Here are some possible steps.

• Prove that $T : [0, 4] \to [0, 4]$, with $T(x) = \ln \left( 3 - \tfrac x 2 \right)$, is a well-defined function. (You'll need to prove that if $x \in [0, 4]$, then $T(x) \in [0, 4]$ too.)
• Prove that $T$ is a contraction, with $|T(x_1) - T(x_2)| \leq \tfrac 1 2 |x_1 - x_2|$ for all $x_1, x_2 \in [0, 4]$. (I suggest you do this by showing that $|T'(x)| \leq \frac 1 2$ for all $x \in [0, 4]$.)
• Use the fact that $T$ is a contraction to deduce that the sequence defined by $x_0 = 4$ and $x_{n+1} = T(x_n)$ for $n \geq 1$ is a Cauchy sequence.
• Explain why $[0, 4]$ is a complete metric space.
• Conclude that the sequence $x_n$, being Cauchy, is convergent.

Bullet points 3 and 5 use ideas from the proof of the Banach fixed point theorem. So you can view this solution strategy as an "application" of the Banach fixed point theorem.

Answer 2

Usually, the fixed point theorem is used on recursive function by finding $f$ such that $x_{n+1} = f(x_n)$.

From there, all you need to do is make sure all the necessary conditions are satisfied (in this case, contraction), and you can apply the theorem to show it's convergent.

Answer 3

The Banach Fixed-Point Theorem shows that if a map $T\colon X\to X$ is a contraction then it has a unique fixed point, provided that $X$ is a non-empty complete metric space. For $T$ to be a contraction there must be a constant $K$ with $d(T(x),T(y))\leq K.d(x,y)$ for all $x,y \in X$.
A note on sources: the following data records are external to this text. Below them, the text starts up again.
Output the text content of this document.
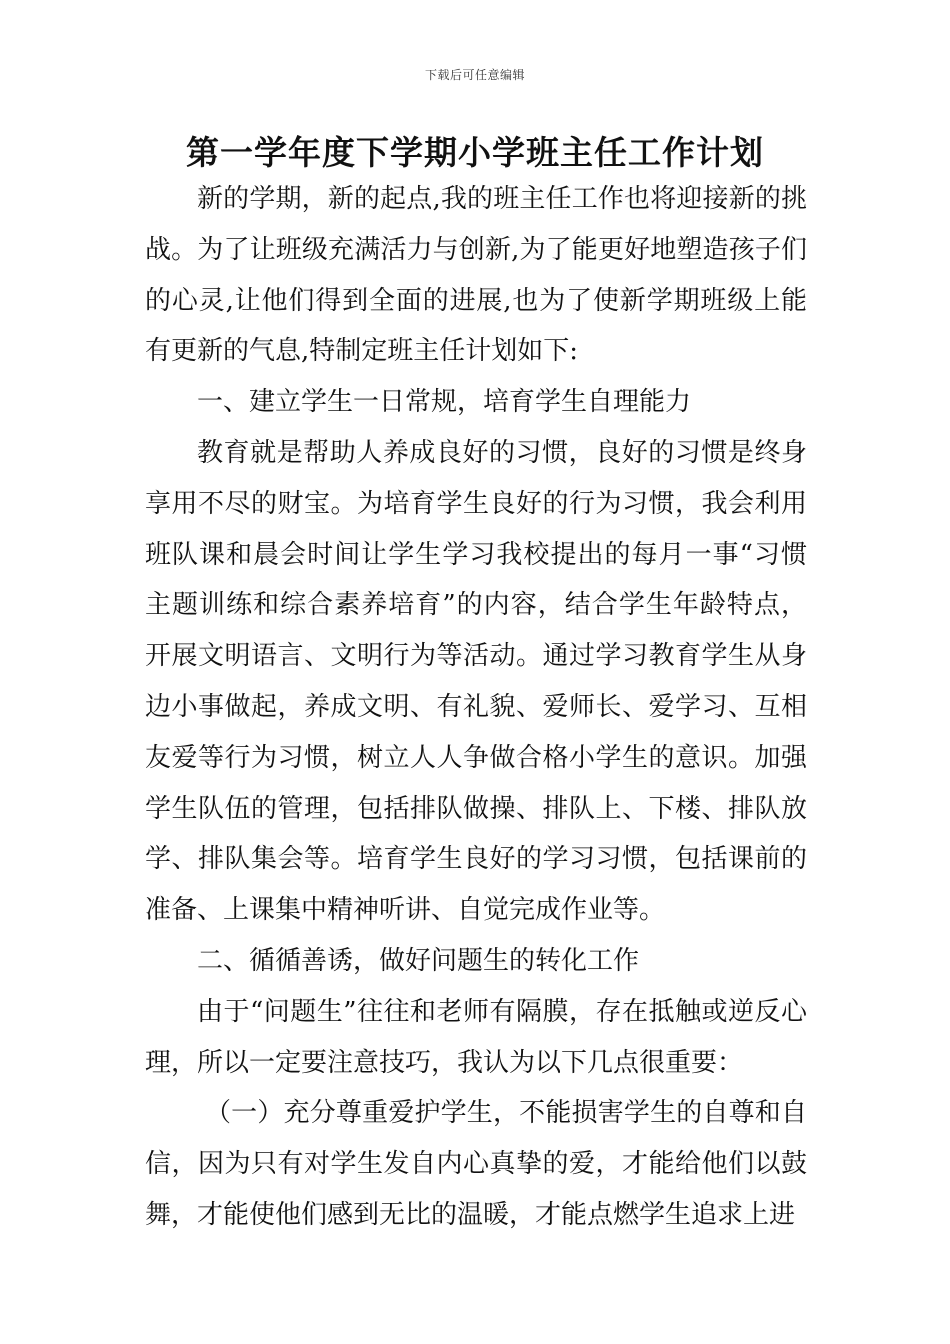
下载后可任意编辑
第一学年度下学期小学班主任工作计划

新的学期，新的起点,我的班主任工作也将迎接新的挑战。为了让班级充满活力与创新,为了能更好地塑造孩子们的心灵,让他们得到全面的进展,也为了使新学期班级上能有更新的气息,特制定班主任计划如下:

一、建立学生一日常规，培育学生自理能力

教育就是帮助人养成良好的习惯，良好的习惯是终身享用不尽的财宝。为培育学生良好的行为习惯，我会利用班队课和晨会时间让学生学习我校提出的每月一事“习惯主题训练和综合素养培育”的内容，结合学生年龄特点，开展文明语言、文明行为等活动。通过学习教育学生从身边小事做起，养成文明、有礼貌、爱师长、爱学习、互相友爱等行为习惯，树立人人争做合格小学生的意识。加强学生队伍的管理，包括排队做操、排队上、下楼、排队放学、排队集会等。培育学生良好的学习习惯，包括课前的准备、上课集中精神听讲、自觉完成作业等。

二、循循善诱，做好问题生的转化工作

由于“问题生”往往和老师有隔膜，存在抵触或逆反心理，所以一定要注意技巧，我认为以下几点很重要：

（一）充分尊重爱护学生，不能损害学生的自尊和自信，因为只有对学生发自内心真挚的爱，才能给他们以鼓舞，才能使他们感到无比的温暖，才能点燃学生追求上进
The theorem is proved by picking an arbitrary point $x_0 \in X$, which you think of as an initial "guess" at where the fixed point is. You then consider the sequence $(x_n)_{n \geq 0}$ defined recursively by $x_{n+1} = T(x_n)$. Using the contraction condition you can show this is a Cauchy sequence and so if $X$ is complete it has a limit, say $y\in X$. The limit must satisfy $$ T(y)=T(\lim_{n \to \infty} x_n) = \lim_{n\to \infty} T(x_n) =\lim_{n\to \infty} x_{n+1} =y, $$ since $T$ is continuous (in fact Lipschitz continuous). The fixed point is unique because if $z_1,z_2$ are fixed points, then $d(z_1,z_2) = d(T(z_1),T(z_2))\leq K.d(z_1,z_2)$ and hence since the distance function is non-negative and $K\in (0,1)$ we must have $d(z_1,z_2)=0$ and so $z_1 =z_2$. Another way of phrasing the uniqueness part is to note that, if $z_0$ is a fixed point, then $$ d(z_0,x_{n+1}) = d(z_0,T(x_n))= d(T(z_0),T(x_n))\leq Kd.(z_0,x_n), $$ so by induction $d(z_0,x_n) \leq K^nd(z_0,x_0) \to 0$ as $n\to \infty$, hence $y=z_0$.

Hopefully this helps in seeing how the theorem is relevant to the sequence you are given!